Article 4a of the E-Commerce Act regulates the conditions under which providers of information society services can store or access information on a user’s device. The regulation foresees an opt-in regime for all cookies except for the strictly necessary cookies under the following conditions:
- Providers must inform users clearly and comprehensively about the data processing as per Article 13 of GDPR;
- Users are provided with an option to refuse such data storage or access;
- Users should be able to access information about the data stored on their devices at any time;
The requirements above do not apply if the storage or access to information is necessary for transmission of messages over an electronic communications network or for the provision of information society services explicitly requested by the recipient of the information society service.
What are the consequences of non compliance with data protections laws (including marketing laws)?
In the event of non-compliance with data protection laws (including marketing laws) the following administrative measures apply:
- Infringement of Article 6 of the E-Commerce Act regarding unsolicited commercial communications or Article 4a of the E-Commerce Act regarding cookies – an administrative fine of BGN 250 to BGN 1,500 (in case of a service provider – physical person) or BGN 500 to BGN 2,000 (in case of a service provider – legal entity);
- Infringement of Article 261 of the Electronic Communications Act in case the person has not complied with the refusal of the customer to receive messages for marketing purposes – a fine of BGN 5,000 to BGN 10 000;
- If a specific marketing communication infringes GDPR (for example, data is processed without a proper legal basis under Article 6 of GDPR), the GDPR sanctions apply (i.e. up to EUR 20,000,000 to 4% depending on the type of infringement).
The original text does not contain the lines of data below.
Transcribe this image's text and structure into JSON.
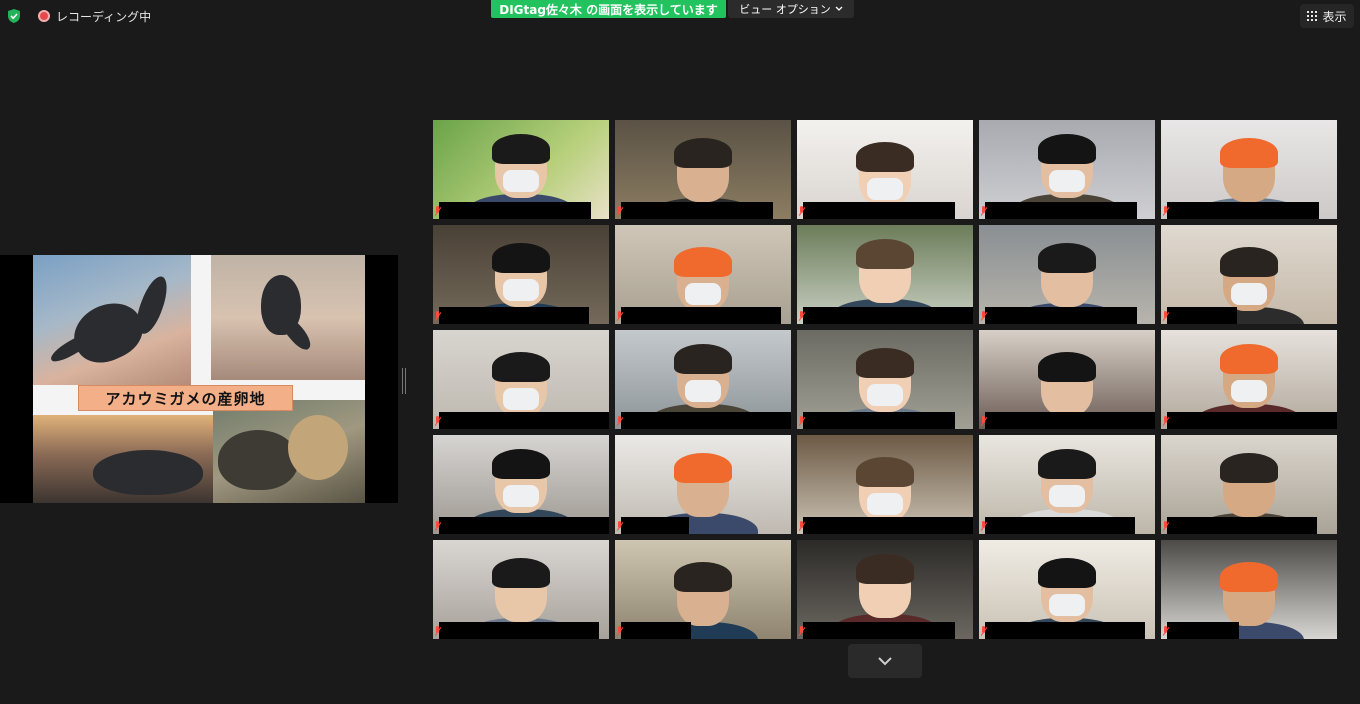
{
  "top_bar": {
    "recording_label": "レコーディング中",
    "sharing_banner": "DIGtag佐々木 の画面を表示しています",
    "view_options_label": "ビュー オプション",
    "view_button_label": "表示"
  },
  "shared_screen": {
    "caption": "アカウミガメの産卵地"
  },
  "icons": [
    "shield-check-icon",
    "recording-icon",
    "chevron-down-icon",
    "grid-view-icon",
    "muted-mic-icon",
    "scroll-down-icon"
  ],
  "colors": {
    "background": "#1a1a1a",
    "sharing_banner": "#22c35e",
    "active_speaker_border": "#d6ef8a",
    "muted_mic": "#ff4b3e",
    "caption_bg": "#f3b088"
  }
}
In broad terms, multinational organisations should be aware of what key factors if they process personal data / information from individuals within this jurisdiction, without being located there?
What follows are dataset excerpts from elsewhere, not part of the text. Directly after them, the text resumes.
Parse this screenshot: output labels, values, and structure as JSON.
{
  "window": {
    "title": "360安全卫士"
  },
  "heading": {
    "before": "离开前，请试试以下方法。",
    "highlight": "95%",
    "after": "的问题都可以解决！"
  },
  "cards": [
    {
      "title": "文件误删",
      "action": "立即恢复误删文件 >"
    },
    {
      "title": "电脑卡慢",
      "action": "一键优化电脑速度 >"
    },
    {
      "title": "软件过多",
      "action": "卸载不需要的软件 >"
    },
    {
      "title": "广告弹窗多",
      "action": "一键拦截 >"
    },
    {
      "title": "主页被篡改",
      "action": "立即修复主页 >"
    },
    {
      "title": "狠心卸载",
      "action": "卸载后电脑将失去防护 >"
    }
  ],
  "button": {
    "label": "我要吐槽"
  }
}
Firstly, the cross-border territorial scope of GDPR under Article 3 should be taken into consideration.
Secondly, Article 27 of GDPR should be taken into consideration - in the case controllers and processors not established in the EEA fall within the territorial scope of the EEA data protection regime under Article 3, para. 2 of GDPR, then they are required (with a few exceptions) to designate a representative in the EEA.
What upcoming data protection developments should multinational organisations be aware of?
Multinational organisations should proactively monitor the developments occurring in Europe as the regulations and technologies are advancing rapidly. Staying ahead of these changes will assist with mitigating risks and maintaining trust with customers.
A significant development is the Artificial Intelligence Act (AI Act), which governs artificial intelligence and its purpose is to promote technologies while ensuring a high level of protection. Companies using AI have to ensure compliance with data governance, transparency, risk management requirements and protection of the end user rights depending on the level of risk associated.
Further upcoming or already in force regulations which might have an impact on data protection are the Digital Services Act (DSA), the Digital Markets Act (DMA), Data Governance Act (DGA), European Health Data Space (EHDS), Data Act, NIS2 Directive, including national supplementary legislation in this regard.
Companies must also remain updated with:
- The guidelines and practice by competent authorities on EU level; and
- National GDPR enforcement trends – for example, Bulgaria has specific local trends when it comes to data breaches.